Doch das eigentliche Konzert findet erst anschließend in den Höfen der Kapelle mitten in Petersburg statt. Die Besucherzahl ist wesentlicher höher, schließlich singen vor uns einige russische Solisten. Und auch diesmal lösen wir wieder Begeisterungsstürme aus.
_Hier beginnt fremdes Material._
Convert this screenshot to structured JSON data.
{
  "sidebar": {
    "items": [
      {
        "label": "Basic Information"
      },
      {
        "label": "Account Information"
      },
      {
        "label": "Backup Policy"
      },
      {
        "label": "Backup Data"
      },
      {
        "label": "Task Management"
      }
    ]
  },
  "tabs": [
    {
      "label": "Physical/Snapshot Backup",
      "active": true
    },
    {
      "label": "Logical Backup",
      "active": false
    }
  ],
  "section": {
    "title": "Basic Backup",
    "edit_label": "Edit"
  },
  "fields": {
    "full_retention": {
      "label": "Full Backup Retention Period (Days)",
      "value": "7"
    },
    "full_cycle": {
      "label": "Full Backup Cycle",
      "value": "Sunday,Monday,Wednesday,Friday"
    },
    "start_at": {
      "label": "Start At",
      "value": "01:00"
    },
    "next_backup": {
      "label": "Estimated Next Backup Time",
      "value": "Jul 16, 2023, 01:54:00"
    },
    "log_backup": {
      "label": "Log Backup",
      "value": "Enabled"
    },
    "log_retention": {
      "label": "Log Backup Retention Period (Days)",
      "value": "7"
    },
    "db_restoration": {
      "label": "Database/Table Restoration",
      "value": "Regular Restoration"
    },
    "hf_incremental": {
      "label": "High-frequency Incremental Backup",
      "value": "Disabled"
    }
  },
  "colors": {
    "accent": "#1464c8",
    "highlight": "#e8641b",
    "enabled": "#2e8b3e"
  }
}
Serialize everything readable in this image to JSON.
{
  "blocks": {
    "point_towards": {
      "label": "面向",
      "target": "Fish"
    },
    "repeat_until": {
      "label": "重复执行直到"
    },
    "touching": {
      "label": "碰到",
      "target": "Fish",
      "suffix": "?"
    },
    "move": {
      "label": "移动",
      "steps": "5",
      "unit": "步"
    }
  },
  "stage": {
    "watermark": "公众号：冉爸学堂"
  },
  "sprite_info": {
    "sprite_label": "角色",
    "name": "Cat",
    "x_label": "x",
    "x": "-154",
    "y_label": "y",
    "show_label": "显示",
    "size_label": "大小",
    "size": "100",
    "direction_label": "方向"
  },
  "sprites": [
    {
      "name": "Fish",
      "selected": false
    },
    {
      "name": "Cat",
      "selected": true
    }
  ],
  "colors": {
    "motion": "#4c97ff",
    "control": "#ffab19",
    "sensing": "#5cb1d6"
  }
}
Nach dem Abendessen geht der Tag mit einer Schiffsfahrt auf den zahlreichen Kanälen weiter. Irgendwie kehren wir schließlich in ein komisches Lokal ein, wo einige von uns trotz Vorausbezahlung auch nach zwei Stunden noch auf ihr Getränk warten. Gegen 1 Uhr nachts staunen wir die berühmten Nevabrücken an, die langsam geöffnet werden, ohne zu wissen, was das für uns bedeuten sollte. Denn da sind sie, die drei Problemchen: Brücken oben, unser Bus am anderen Ufer und das ablaufende Visum vor Augen. Wir müssen also auch ohne Bus schleunigst zum Hotel zurück und entscheiden uns spontan für Taxis. Just in time, nur dass die russische Ausstattung der Taxis nicht ganz der deutschen entspricht. Aber perfekt geplant, denn die letzten von uns fahren schließlich um 5.15 Uhr ins Hotel zurück - und um 5.30 Uhr ist ja erst die geplante Abfahrt Richtung Finnland. Gott sei Dank haben einige der früher angekommenen bereits für die Verspäteten gepackt"
Nach diesen überwundenen Klippen genießen wir ein letztes Mal die Fähre mit Fußballweltmeisterschaftsspielen und einem fantastischen Frühstücksbuffet.
Natürlich sind wir froh wieder zuhause zu sein, aber trotz aller Strapazen hat es viel Spaß gemacht. Es ist eine beeindruckende Stadt und eine unglaubliche Erfahrung, und dank unseren Dolmetschern Artjom, Elena und Helene sind wir prima zurecht gekommen. Ullis Fazit geht noch in eine andere Richtung: "Es ist schon etwas Besonderes, wenn alte Menschen, die deutsche Besatzung miterlebt haben, in Tränen ausbrechen und einem deutschen Chor danken. Wir haben etwas bewegt." Damit hat er vollkommen recht, aber auch die gute Chorgemeinschaft und der Zusammenhalt waren beeindruckend - eben ein echtes Team. Wer hat denn da abgekuckt? Entweder Klinsmann bei Ulli oder Ulli bei Klinsmann. Danke für diese Reise!